I remember seeing "Church of the Nativity" as one of the locations that students would be traveling to and quickly searched the Internet to learn more. 

"They actually know the spot where it happened?" I remember thinking. I mean, I knew there was a spot where it happened, but the fact that the location was known? That there was a spot where millions of pilgrims went to every year to observe that event? Looking back, it seems kind of stupid to think that there wouldn't be a place marking Christ's birth, but at the time, it just seemed so surreal...lie we're talking about Christ...we're talking about God.

And now, here I was, walking through the door to the Church of the Nativity, the place where God became man. 

Surely, I was going to have a moment here.

Inside the Church of the Nativity from the Back
Church of the Nativity from the Front
Wait...this is it?

It's not that I was expecting the Buckingham Palace or anything, but the place just seemed so bare, so empty...but emptiness paired with peace. While my eyes saw nothing of importance, there was no doubt that something important was here.

We walked over to the back part of the church where we had group prayer. Surrounding a circular table, we all read the Pilgrim's Prayer. I noticed people walking by and just staring us, and realizing that they probably didn't speak English, we probably looked like we were doing some witchcraft over the table or something.

The front of the church was a bit more decorative, where the altar was. We walked towards it and noticed a line along the front right of the church. It wasn't too bad, about a 15 minute wait, which I thought was pretty good. However, as we got closer and I could see down the stairs (the altar was built over the believed site of Christ's birth), I quickly realized that the line was going fast because pilgrims only had 5-10 seconds at the site.

The altar above the place of Christ's birth
I walked down the stairs, only three people ahead of me, and realized that in less than a minute I would be directly on that spot. I tried to "prepare" for my moment, telling myself that this was huge.
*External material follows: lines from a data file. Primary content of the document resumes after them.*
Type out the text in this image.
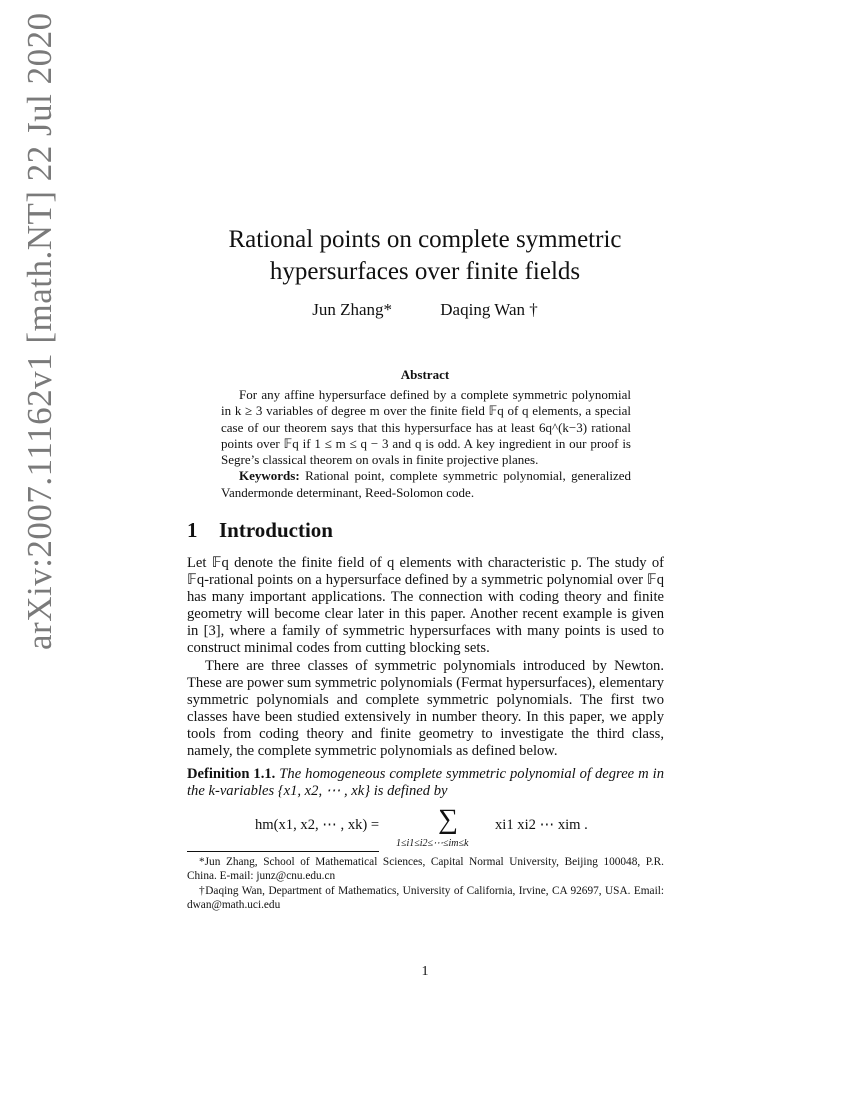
arXiv:2007.11162v1 [math.NT] 22 Jul 2020	Rational points on complete symmetric
hypersurfaces over finite fields
Jun Zhang*	Daqing Wan †
Abstract

For any affine hypersurface defined by a complete symmetric polynomial in k ≥ 3 variables of degree m over the finite field 𝔽q of q elements, a special case of our theorem says that this hypersurface has at least 6q^(k−3) rational points over 𝔽q if 1 ≤ m ≤ q − 3 and q is odd. A key ingredient in our proof is Segre’s classical theorem on ovals in finite projective planes.

Keywords: Rational point, complete symmetric polynomial, generalized Vandermonde determinant, Reed-Solomon code.

1 Introduction

Let 𝔽q denote the finite field of q elements with characteristic p. The study of 𝔽q-rational points on a hypersurface defined by a symmetric polynomial over 𝔽q has many important applications. The connection with coding theory and finite geometry will become clear later in this paper. Another recent example is given in [3], where a family of symmetric hypersurfaces with many points is used to construct minimal codes from cutting blocking sets.

There are three classes of symmetric polynomials introduced by Newton. These are power sum symmetric polynomials (Fermat hypersurfaces), elementary symmetric polynomials and complete symmetric polynomials. The first two classes have been studied extensively in number theory. In this paper, we apply tools from coding theory and finite geometry to investigate the third class, namely, the complete symmetric polynomials as defined below.

Definition 1.1. The homogeneous complete symmetric polynomial of degree m in the k-variables {x1, x2, ⋯ , xk} is defined by
hm(x1, x2, ⋯ , xk) = ∑
1≤i1≤i2≤⋯≤im≤k
xi1 xi2 ⋯ xim .

*Jun Zhang, School of Mathematical Sciences, Capital Normal University, Beijing 100048, P.R. China. E-mail: junz@cnu.edu.cn

†Daqing Wan, Department of Mathematics, University of California, Irvine, CA 92697, USA. Email: dwan@math.uci.edu

1
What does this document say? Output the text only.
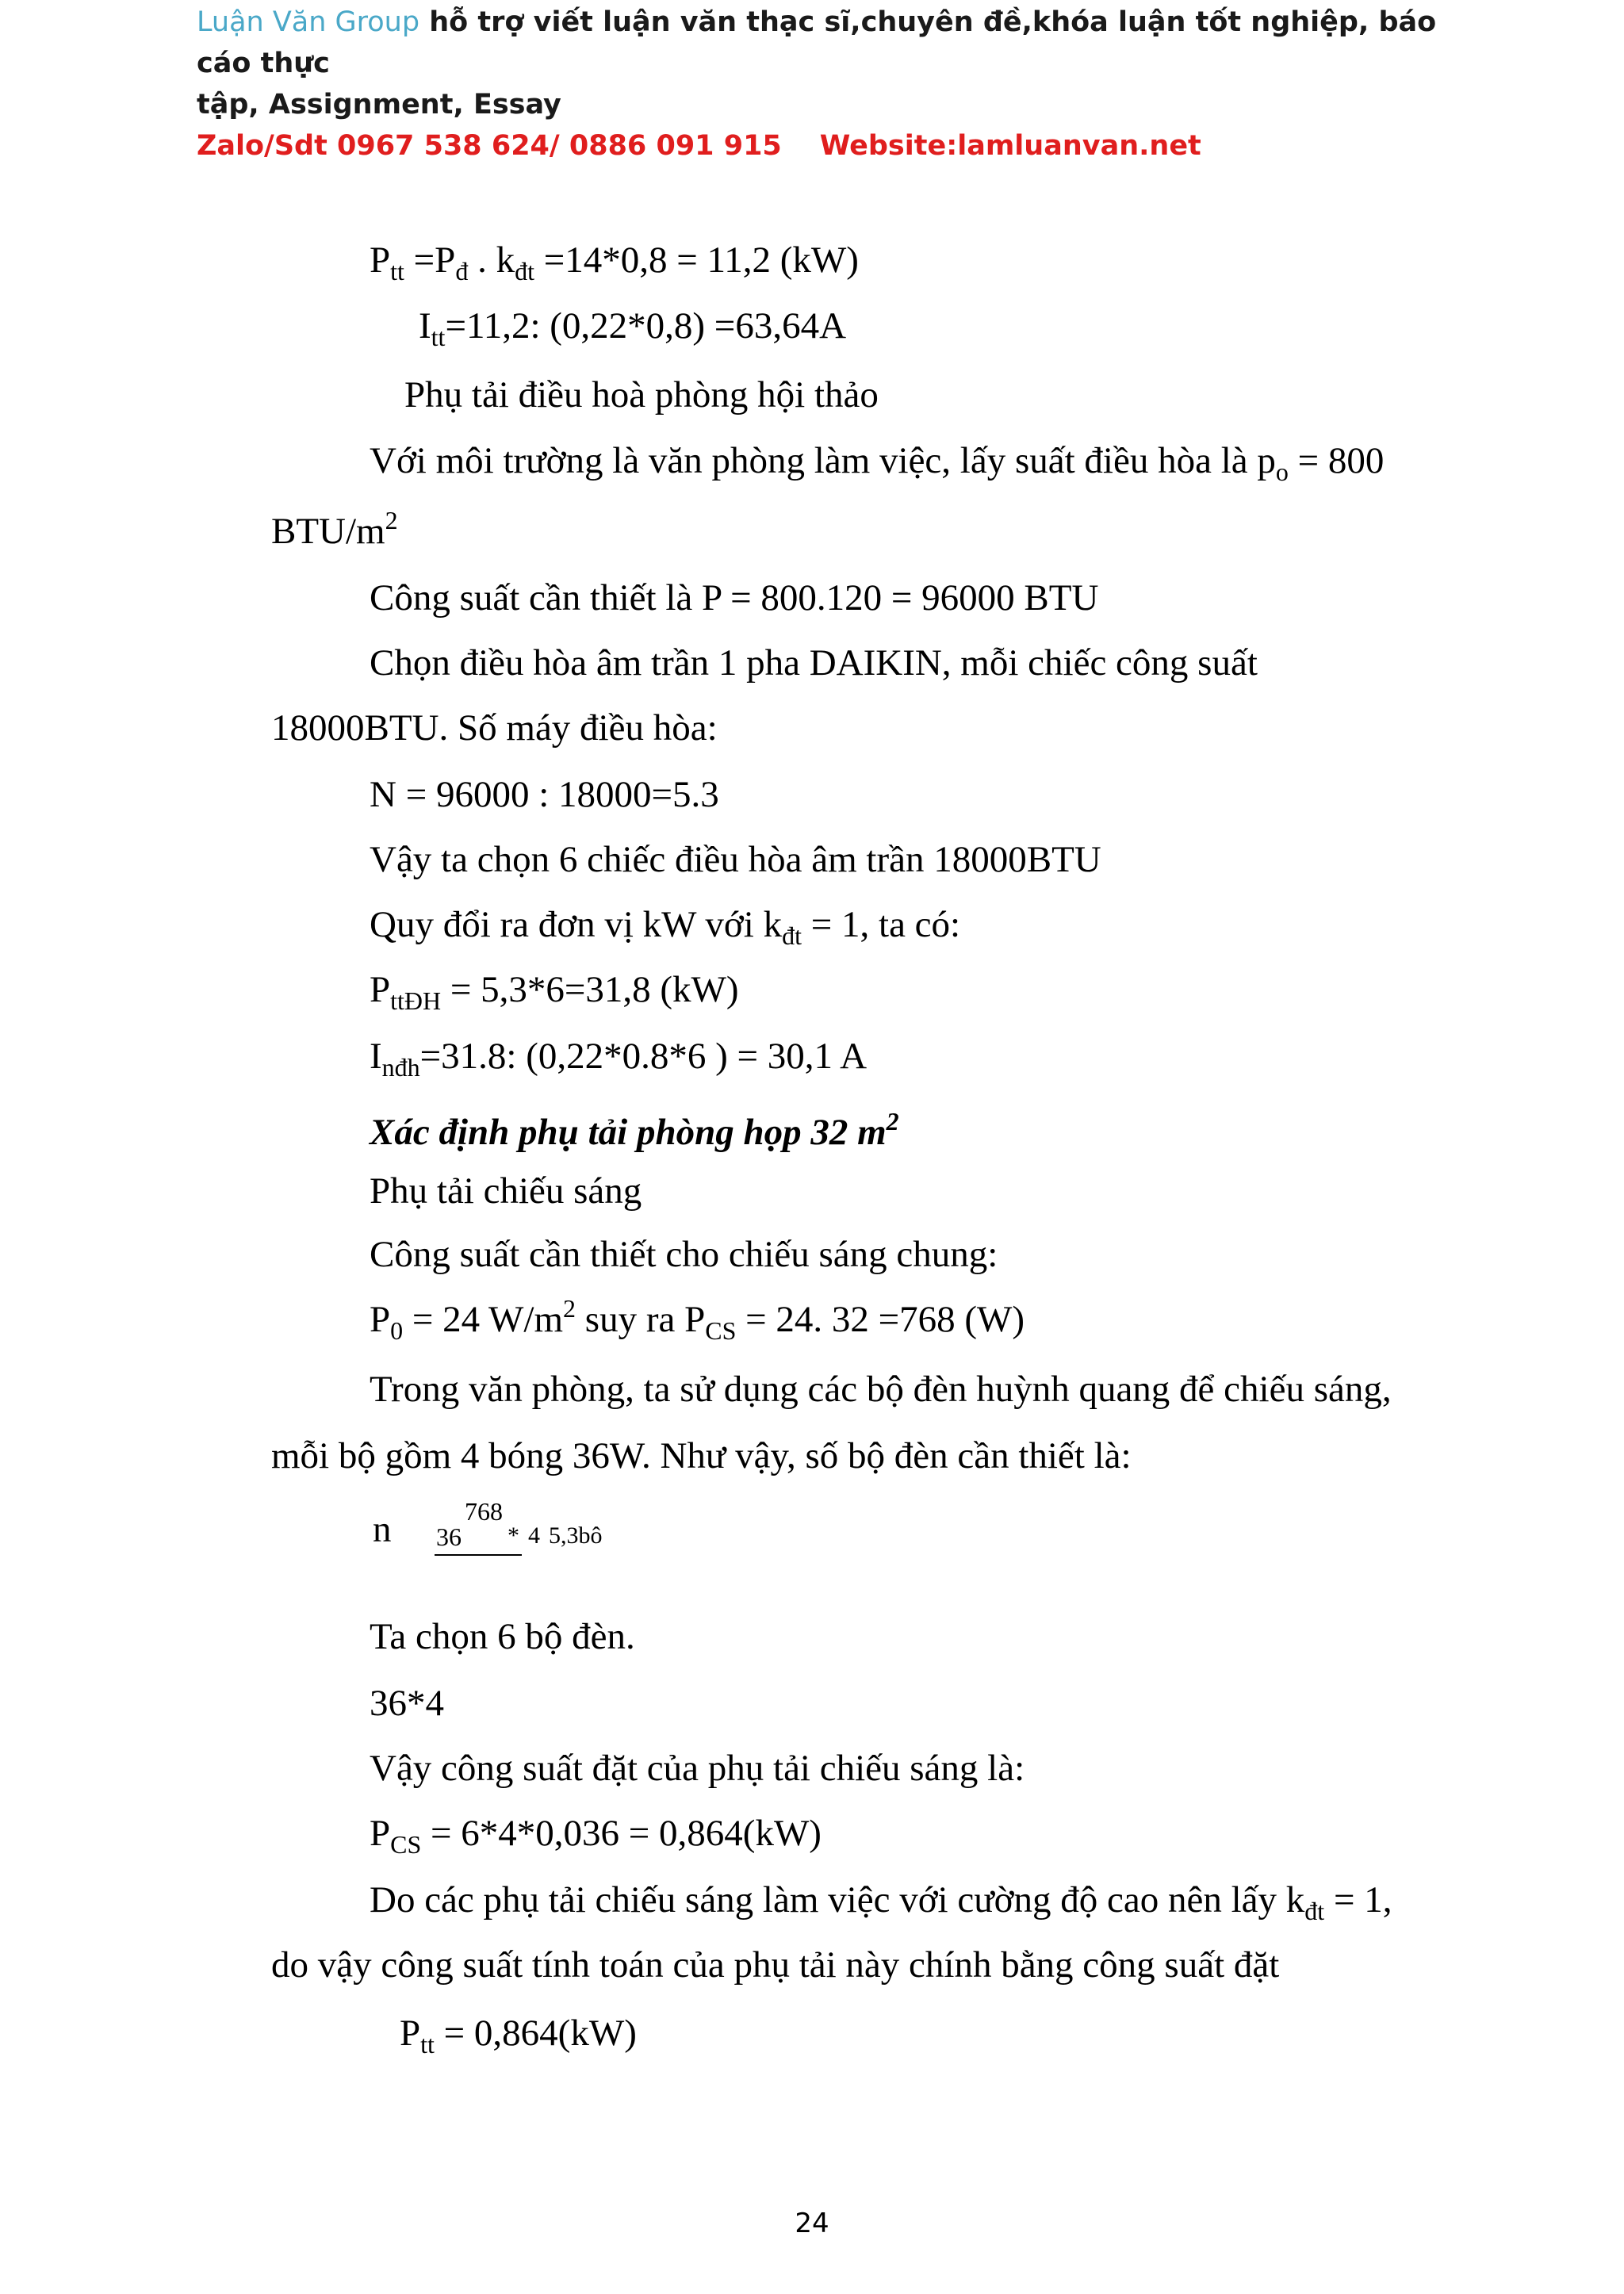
Luận Văn Group hỗ trợ viết luận văn thạc sĩ,chuyên đề,khóa luận tốt nghiệp, báo cáo thực
tập, Assignment, Essay
Zalo/Sdt 0967 538 624/ 0886 091 915 Website:lamluanvan.net
$P_{tt} =P_đ$ . $k_{đt} =14*0,8 = 11,2$ (kW)
$I_{tt}=11,2$: (0,22*0,8) =63,64A
Phụ tải điều hoà phòng hội thảo
Với môi trường là văn phòng làm việc, lấy suất điều hòa là $p_o = 800$
BTU/$m^2$
Công suất cần thiết là P = 800.120 = 96000 BTU
Chọn điều hòa âm trần 1 pha DAIKIN, mỗi chiếc công suất
18000BTU. Số máy điều hòa:
N = 96000 : 18000=5.3
Vậy ta chọn 6 chiếc điều hòa âm trần 18000BTU
Quy đổi ra đơn vị kW với $k_{đt} = 1$, ta có:
$P_{ttĐH} = 5,3*6=31,8$ (kW)
$I_{nđh}=31.8$: (0,22*0.8*6 ) = 30,1 A
Xác định phụ tải phòng họp 32 $m^2$
Phụ tải chiếu sáng
Công suất cần thiết cho chiếu sáng chung:
$P_0 = 24$ $W/m^2$ suy ra $P_{CS} = 24$. 32 =768 (W)
Trong văn phòng, ta sử dụng các bộ đèn huỳnh quang để chiếu sáng,
mỗi bộ gồm 4 bóng 36W. Như vậy, số bộ đèn cần thiết là:
n 36
768
* 4 5,3bô
Ta chọn 6 bộ đèn.
36*4
Vậy công suất đặt của phụ tải chiếu sáng là:
$P_{CS} = 6*4*0,036 = 0,864(kW)$
Do các phụ tải chiếu sáng làm việc với cường độ cao nên lấy $k_{đt} = 1$,
do vậy công suất tính toán của phụ tải này chính bằng công suất đặt
$P_{tt} = 0,864(kW)$
24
This was where it all started!

And then the moment came...I knelt down, said a short prayer, and got up...all in about 15 seconds.

The Hole in the Center where you can touch where Christ was born
Well...that was...different than I thought it would be.
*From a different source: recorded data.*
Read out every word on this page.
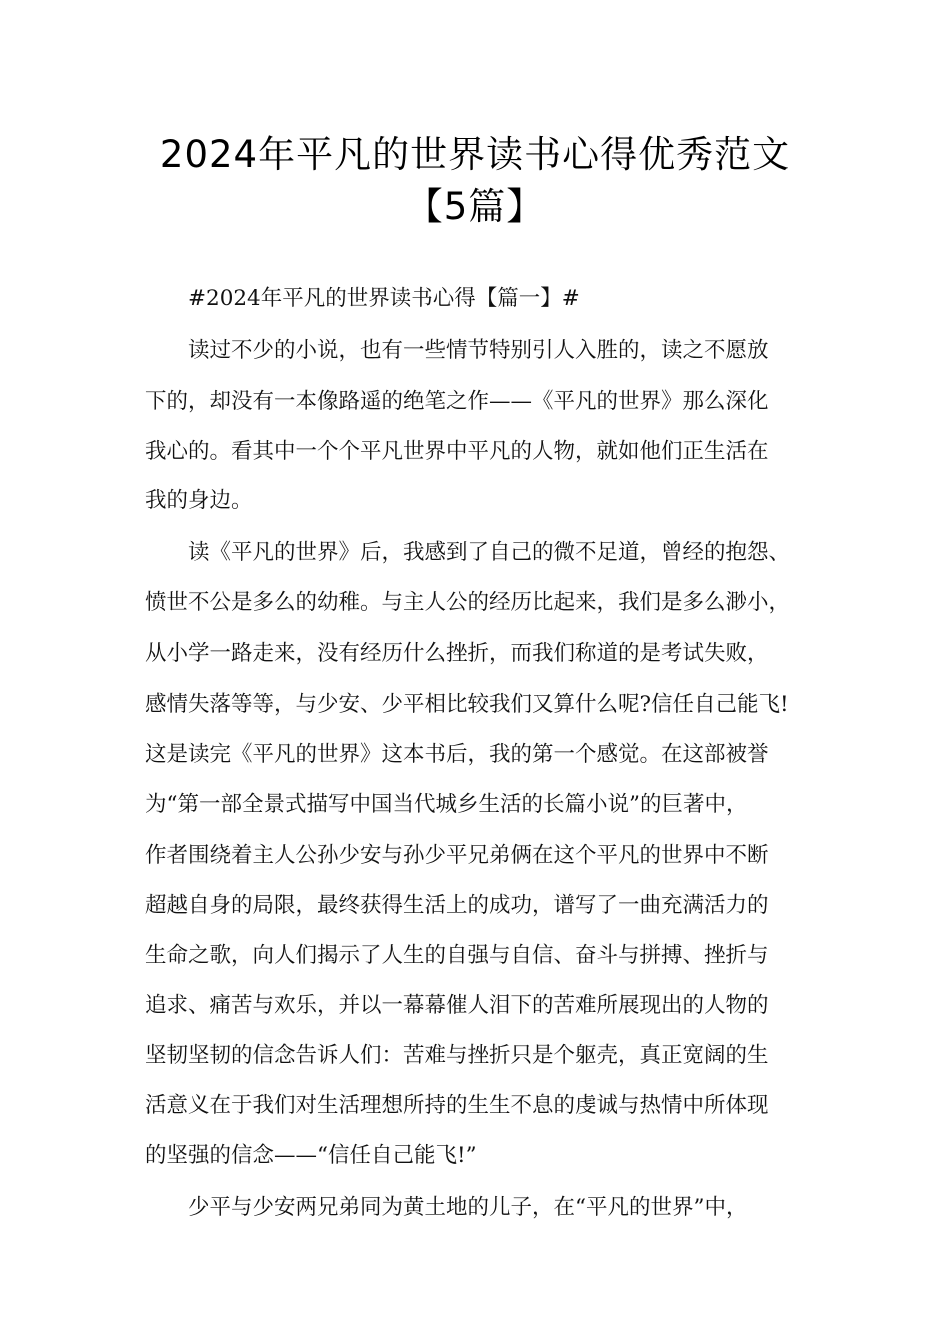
2024年平凡的世界读书心得优秀范文
【5篇】
#2024年平凡的世界读书心得【篇一】#
读过不少的小说，也有一些情节特别引人入胜的，读之不愿放
下的，却没有一本像路遥的绝笔之作——《平凡的世界》那么深化
我心的。看其中一个个平凡世界中平凡的人物，就如他们正生活在
我的身边。
读《平凡的世界》后，我感到了自己的微不足道，曾经的抱怨、
愤世不公是多么的幼稚。与主人公的经历比起来，我们是多么渺小，
从小学一路走来，没有经历什么挫折，而我们称道的是考试失败，
感情失落等等，与少安、少平相比较我们又算什么呢?信任自己能飞!
这是读完《平凡的世界》这本书后，我的第一个感觉。在这部被誉
为“第一部全景式描写中国当代城乡生活的长篇小说”的巨著中，
作者围绕着主人公孙少安与孙少平兄弟俩在这个平凡的世界中不断
超越自身的局限，最终获得生活上的成功，谱写了一曲充满活力的
生命之歌，向人们揭示了人生的自强与自信、奋斗与拼搏、挫折与
追求、痛苦与欢乐，并以一幕幕催人泪下的苦难所展现出的人物的
坚韧坚韧的信念告诉人们：苦难与挫折只是个躯壳，真正宽阔的生
活意义在于我们对生活理想所持的生生不息的虔诚与热情中所体现
的坚强的信念——“信任自己能飞!”
少平与少安两兄弟同为黄土地的儿子，在“平凡的世界”中，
I was expecting to break down crying, and instead I was just confused. I just wasn't feeling anything. Well, if I'm not having any emotional response, surely no one else is, I remember thinking as I walked back up the steps...running right into my friend, Anastasia, who told me with watery eyes, "Jake, this is the place. Like this is the place where God was in the flesh." You could say that I was a bit jealous of her...

God, why aren't you letting me have my moment?

But then I began thinking...why did God have such a generic site? I mean, if God wanted to, he could have chosen a site that would be known for thousands of years to come, but instead, he just chose random cave. (Side note: we learned Christ was actually born in a cave....not a stable. Sorry to ruin your nativity scenes.) This was the place where Emmanuel was born, where God was with us. But now that Christ has resurrected, he isn't with us more here than he is back in the US. He's everywhere.

Although we revere this location as the birth of Christ, so that we have a place to remember, we shouldn't respect this location anymore than any other location. We shouldn't be holy just in a church...we should be holy everywhere we go. If I would feel odd cussing in a place like the Church of the Nativity, maybe I should question why I don't feel odd cussing anywhere else.


Steven Furtick, one of my favorite pastors, recently said "Don't let your expectations affect what God wants you to experience." 

I don't think that applies anywhere more than here. If I would have had my "moment" at the a church of the Nativity, I wouldn't have been able to focus on this greater truth:

I need to act the same everywhere as I would here.